I've read everything I can find on-line and I'm not confident we won't get turned away by American Airlines when checking in our dog for international flight. He is a "Pitbull, Mix" according to the rescue agency we adopted him from. He is white with lots of black spots, has a black spot over 1 eye, weighs about 67 lbs. 

I've read we should have our vet list his breed on the Health Certificate as one that is not included on the "aggressive breeds" list. Suggested breeds include Lab, Mix and Great Dane, Mix.

I've also read that, despite what the Health Certificate states, "if the handlers see he looks like a pitbull, they won't ship him unless he's in a metal IATA 82 Crate." We, of course, did not know this when we purchased an airline approved 40"x25"x29" crate.

Have any of you successfully flown your "Pitbull, Mixed" breed dog on American Airlines as a checked pet in 2017 ? We are trying to figure out how to get our dog from Seattle to Panama City, Panama and need some help !!

Any suggestions would be very much appreciated.


----------



## Sherlock (Dec 29, 2015)

Really! I had no idea airlines had breed restrictions. That's so incredibly stupid. Sorry 


Sent from my iPhone using Tapatalk


----------



## EckoMac (Aug 25, 2010)

I believe the airline breed limitations are in regard to "shipping" them, as in crated under the plane. I'm fairly certain you can fly them as carry on. The airlines are becoming picky as to what breeds can go under the plane because brachycephalic dogs dying. I know that Delta and Alaska won't put any bull breed under the plane for this reason. They have them all labeled as brachycephalic. (squished in face)


----------



## Nubwagon (May 9, 2011)

I had to do this when I flew with my former foster who is now with my brother. In order to get her there, I got my vet to categorize her breed from pit mix to something that isn't on the airline's listing. We went with a Blackmouth Cur as that is a southern breed. Had no problems getting her there doing this. So yes, I would suggest you do the same. 

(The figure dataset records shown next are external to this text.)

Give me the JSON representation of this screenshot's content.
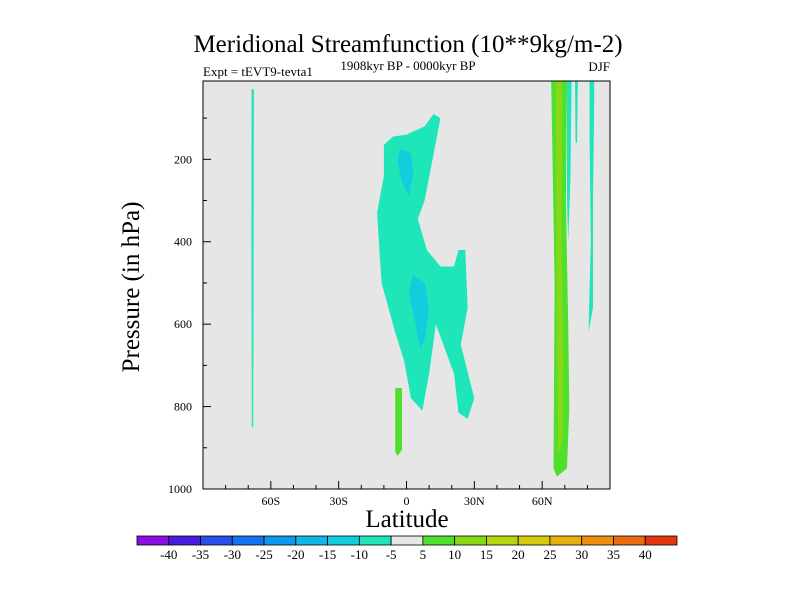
{
  "chart_data": {
    "type": "heatmap",
    "title": "Meridional Streamfunction (10**9kg/m-2)",
    "left_string": "Expt = tEVT9-tevta1",
    "center_string": "1908kyr BP - 0000kyr BP",
    "right_string": "DJF",
    "xlabel": "Latitude",
    "ylabel": "Pressure (in hPa)",
    "xlim": [
      -90,
      90
    ],
    "ylim": [
      1000,
      10
    ],
    "x_ticks": [
      {
        "value": -60,
        "label": "60S"
      },
      {
        "value": -30,
        "label": "30S"
      },
      {
        "value": 0,
        "label": "0"
      },
      {
        "value": 30,
        "label": "30N"
      },
      {
        "value": 60,
        "label": "60N"
      }
    ],
    "y_ticks": [
      {
        "value": 200,
        "label": "200"
      },
      {
        "value": 400,
        "label": "400"
      },
      {
        "value": 600,
        "label": "600"
      },
      {
        "value": 800,
        "label": "800"
      },
      {
        "value": 1000,
        "label": "1000"
      }
    ],
    "background_color": "#e6e6e6",
    "colorbar": {
      "labels": [
        "-40",
        "-35",
        "-30",
        "-25",
        "-20",
        "-15",
        "-10",
        "-5",
        "5",
        "10",
        "15",
        "20",
        "25",
        "30",
        "35",
        "40"
      ],
      "colors": [
        "#8a10e0",
        "#4a1ce0",
        "#2850e8",
        "#1474f0",
        "#0e98ee",
        "#10b6e6",
        "#12cedc",
        "#1ee6b8",
        "#e6e6e6",
        "#4ee02c",
        "#88d818",
        "#b6d410",
        "#d8ca0c",
        "#e8b00c",
        "#ee900e",
        "#ec6a10",
        "#e2380e"
      ]
    },
    "regions": [
      {
        "name": "sh-polar-strip",
        "level": "-10",
        "color": "#1ee6b8",
        "points": [
          [
            -68.5,
            30
          ],
          [
            -67.5,
            30
          ],
          [
            -67.6,
            400
          ],
          [
            -67.8,
            850
          ],
          [
            -68.4,
            850
          ],
          [
            -68.6,
            400
          ]
        ]
      },
      {
        "name": "tropical-upper-cell",
        "level": "-10",
        "color": "#1ee6b8",
        "points": [
          [
            -10,
            165
          ],
          [
            -6,
            145
          ],
          [
            0,
            140
          ],
          [
            8,
            120
          ],
          [
            12,
            90
          ],
          [
            15,
            100
          ],
          [
            11,
            215
          ],
          [
            8,
            300
          ],
          [
            5,
            345
          ],
          [
            9,
            420
          ],
          [
            15,
            460
          ],
          [
            21,
            460
          ],
          [
            23,
            420
          ],
          [
            26,
            420
          ],
          [
            27,
            560
          ],
          [
            24,
            650
          ],
          [
            30,
            780
          ],
          [
            27,
            830
          ],
          [
            23,
            815
          ],
          [
            21,
            720
          ],
          [
            13,
            600
          ],
          [
            10,
            720
          ],
          [
            7,
            810
          ],
          [
            2,
            780
          ],
          [
            -1,
            690
          ],
          [
            -5,
            620
          ],
          [
            -8,
            560
          ],
          [
            -11,
            500
          ],
          [
            -12,
            420
          ],
          [
            -13,
            330
          ],
          [
            -10,
            240
          ]
        ]
      },
      {
        "name": "tropical-upper-core",
        "level": "-15",
        "color": "#12cedc",
        "points": [
          [
            -3,
            175
          ],
          [
            2,
            185
          ],
          [
            3,
            235
          ],
          [
            1,
            290
          ],
          [
            -2,
            255
          ],
          [
            -4,
            205
          ]
        ]
      },
      {
        "name": "tropical-lower-core",
        "level": "-15",
        "color": "#12cedc",
        "points": [
          [
            3,
            480
          ],
          [
            8,
            500
          ],
          [
            10,
            560
          ],
          [
            8,
            640
          ],
          [
            6,
            660
          ],
          [
            4,
            600
          ],
          [
            1,
            520
          ]
        ]
      },
      {
        "name": "tropical-low-positive",
        "level": "10",
        "color": "#4ee02c",
        "points": [
          [
            -5,
            755
          ],
          [
            -2,
            755
          ],
          [
            -2,
            905
          ],
          [
            -4,
            920
          ],
          [
            -5,
            910
          ]
        ]
      },
      {
        "name": "nh-polar-cell-outer",
        "level": "10",
        "color": "#4ee02c",
        "points": [
          [
            64,
            10
          ],
          [
            71,
            10
          ],
          [
            70.5,
            300
          ],
          [
            71.5,
            600
          ],
          [
            72,
            800
          ],
          [
            71,
            950
          ],
          [
            66.5,
            970
          ],
          [
            65,
            950
          ],
          [
            65.5,
            500
          ]
        ]
      },
      {
        "name": "nh-polar-cell-inner",
        "level": "15",
        "color": "#88d818",
        "points": [
          [
            66,
            10
          ],
          [
            69,
            10
          ],
          [
            68.5,
            400
          ],
          [
            69.5,
            700
          ],
          [
            69,
            880
          ],
          [
            67,
            920
          ],
          [
            66.5,
            600
          ]
        ]
      },
      {
        "name": "nh-polar-strip-upper",
        "level": "-10",
        "color": "#1ee6b8",
        "points": [
          [
            74.5,
            10
          ],
          [
            75.8,
            10
          ],
          [
            75.4,
            160
          ],
          [
            74.8,
            160
          ]
        ]
      },
      {
        "name": "nh-polar-cell-upper-ext",
        "level": "-10",
        "color": "#1ee6b8",
        "points": [
          [
            71,
            10
          ],
          [
            73,
            10
          ],
          [
            72.5,
            250
          ],
          [
            71.5,
            400
          ],
          [
            71,
            300
          ]
        ]
      },
      {
        "name": "nh-polar-strip",
        "level": "-10",
        "color": "#1ee6b8",
        "points": [
          [
            81,
            10
          ],
          [
            83,
            10
          ],
          [
            83,
            60
          ],
          [
            82.5,
            300
          ],
          [
            82.5,
            560
          ],
          [
            80.5,
            620
          ],
          [
            81.5,
            400
          ],
          [
            81,
            150
          ]
        ]
      }
    ]
  }
}
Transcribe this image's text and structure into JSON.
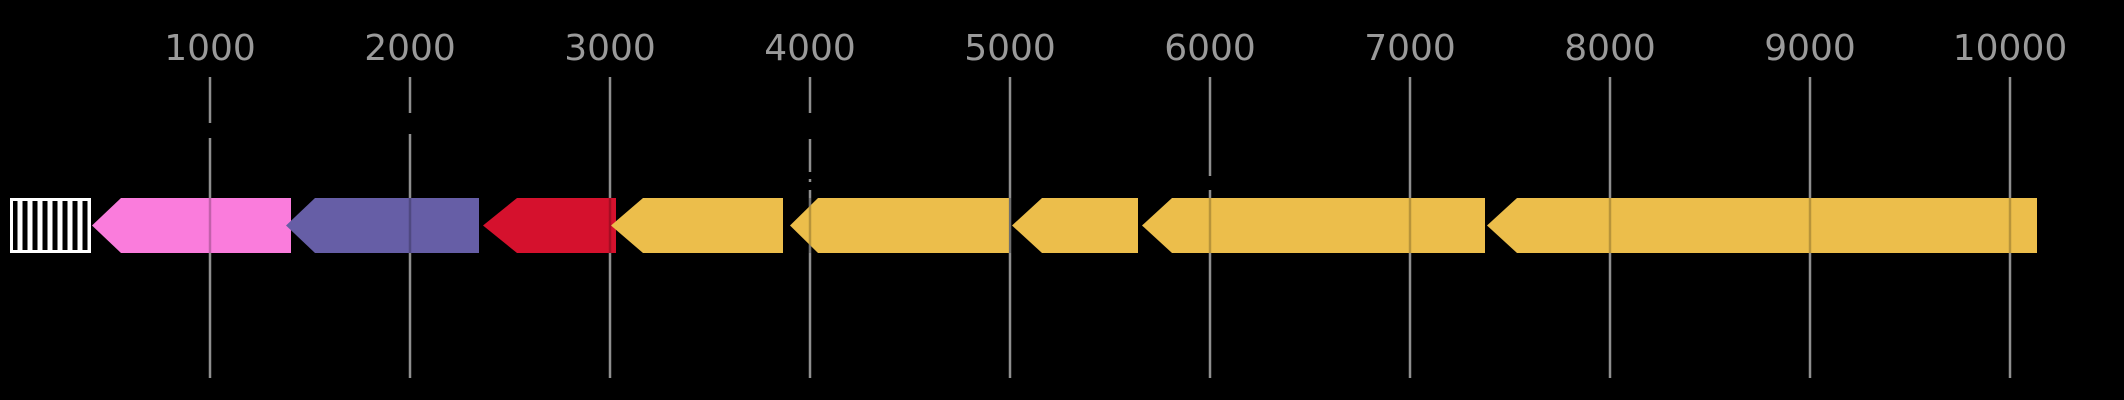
{
  "background_color": "#000000",
  "axis": {
    "labels_position": "top",
    "tick_label_color": "#9a9a9a",
    "gridline_color": "#8f8f8f",
    "tick_labels": [
      "1000",
      "2000",
      "3000",
      "4000",
      "5000",
      "6000",
      "7000",
      "8000",
      "9000",
      "10000"
    ]
  },
  "chart_data": {
    "type": "gene_arrow_map",
    "title": "",
    "orientation": "horizontal",
    "xlabel": "",
    "ylabel": "",
    "x_ticks": [
      1000,
      2000,
      3000,
      4000,
      5000,
      6000,
      7000,
      8000,
      9000,
      10000
    ],
    "x_visible_range": [
      -50,
      10570
    ],
    "grid": true,
    "strand": "reverse (all arrows point left)",
    "features": [
      {
        "id": "feature-hatched-box",
        "start": 0,
        "end": 405,
        "shape": "box",
        "fill": "vertical-black-white-hatch",
        "outline": "#ffffff"
      },
      {
        "id": "feature-pink",
        "start": 410,
        "end": 1405,
        "shape": "arrow-left",
        "color": "#fa7cdc",
        "head_units": 145
      },
      {
        "id": "feature-purple",
        "start": 1380,
        "end": 2345,
        "shape": "arrow-left",
        "color": "#665ea6",
        "head_units": 145
      },
      {
        "id": "feature-red",
        "start": 2365,
        "end": 3030,
        "shape": "arrow-left",
        "color": "#d5112d",
        "head_units": 170
      },
      {
        "id": "feature-yellow-1",
        "start": 3005,
        "end": 3865,
        "shape": "arrow-left",
        "color": "#ecbe4b",
        "head_units": 160
      },
      {
        "id": "feature-yellow-2",
        "start": 3900,
        "end": 4995,
        "shape": "arrow-left",
        "color": "#ecbe4b",
        "head_units": 140
      },
      {
        "id": "feature-yellow-3",
        "start": 5010,
        "end": 5640,
        "shape": "arrow-left",
        "color": "#ecbe4b",
        "head_units": 150
      },
      {
        "id": "feature-yellow-4",
        "start": 5660,
        "end": 7375,
        "shape": "arrow-left",
        "color": "#ecbe4b",
        "head_units": 150
      },
      {
        "id": "feature-yellow-5",
        "start": 7385,
        "end": 10135,
        "shape": "arrow-left",
        "color": "#ecbe4b",
        "head_units": 150
      }
    ],
    "black_connector_marks_on_gridlines": [
      {
        "x_value": 1000,
        "y_from": 123,
        "y_to": 138
      },
      {
        "x_value": 2000,
        "y_from": 113,
        "y_to": 134
      },
      {
        "x_value": 4000,
        "y_from": 113,
        "y_to": 139
      },
      {
        "x_value": 4000,
        "y_from": 172,
        "y_to": 179
      },
      {
        "x_value": 4000,
        "y_from": 182,
        "y_to": 190
      },
      {
        "x_value": 6000,
        "y_from": 176,
        "y_to": 190
      }
    ]
  }
}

You should also confirm the flight you're taking has climate controlled storage. I'm pretty sure most of them do, but it's best to hear it from them directly. 

Best of luck!


----------



## EckoMac (Aug 25, 2010)

"We don't accept brachycephalic or snub-nosed dogs of any "mix" *as checked luggage*, such as:

Affenpinscher
American Staffordshire Terrier
Boston Terrier
Boxer (all breeds)
Brussels Griffon
Bulldog (all breeds)
Cane Corso
Dogue De Bordeaux
English Toy Spaniel
Japanese Chin
Lhasa Apso
Mastiff (all breeds)
Pekingese
Pit Bull
Presa Canario
Pug (all breeds)
Shar Pei
Shih Tzu
Staffordshire Bull Terrier
Tibetan Spaniel"
It doesn't say you can't take them as carry on. It says you can't check them. There is no breed restrictions for carry on. You just have to pay additional fees and there is a possibility they may ask you to muzzle. Your best bet would be to contact the airline directly and ask them what you need to do to bring your dog as carry on.


----------



## demerson (Aug 20, 2017)

Thank you for responding. I believe dogs traveling in the cabin with their owner have to be a size that can fit under your seat while in their crate. However, I am going to check this again and appreciate the suggestion.


----------



## demerson (Aug 20, 2017)

They have added an additional sentence to the pet policy: "We also cannot accept historically aggressive breeds for safety reasons."


----------



## EckoMac (Aug 25, 2010)

I didn't see that on their website. That's where I copy and pasted that post from. 
I dropped my daughter at the airport to send her back to her other mom's in Montgomery and there was an EB, a Standard Poodle, and a Boxer all leashed and going on the plane with their handlers. I mean, it was Delta, but it's basically the same concept. They were not service dogs. The Poodle had a cone of shame on, so I'm guessing a procedure was the reason for that one. But the other two fell into the Brachycephalic list. Delta's rules are listed pretty much the same. Distance and end point play into it as well. But that's why I suggested just calling directly. Just refer to him as a whatever pound bulldog mix when talking to the rep. You are being truthful with that statement.


----------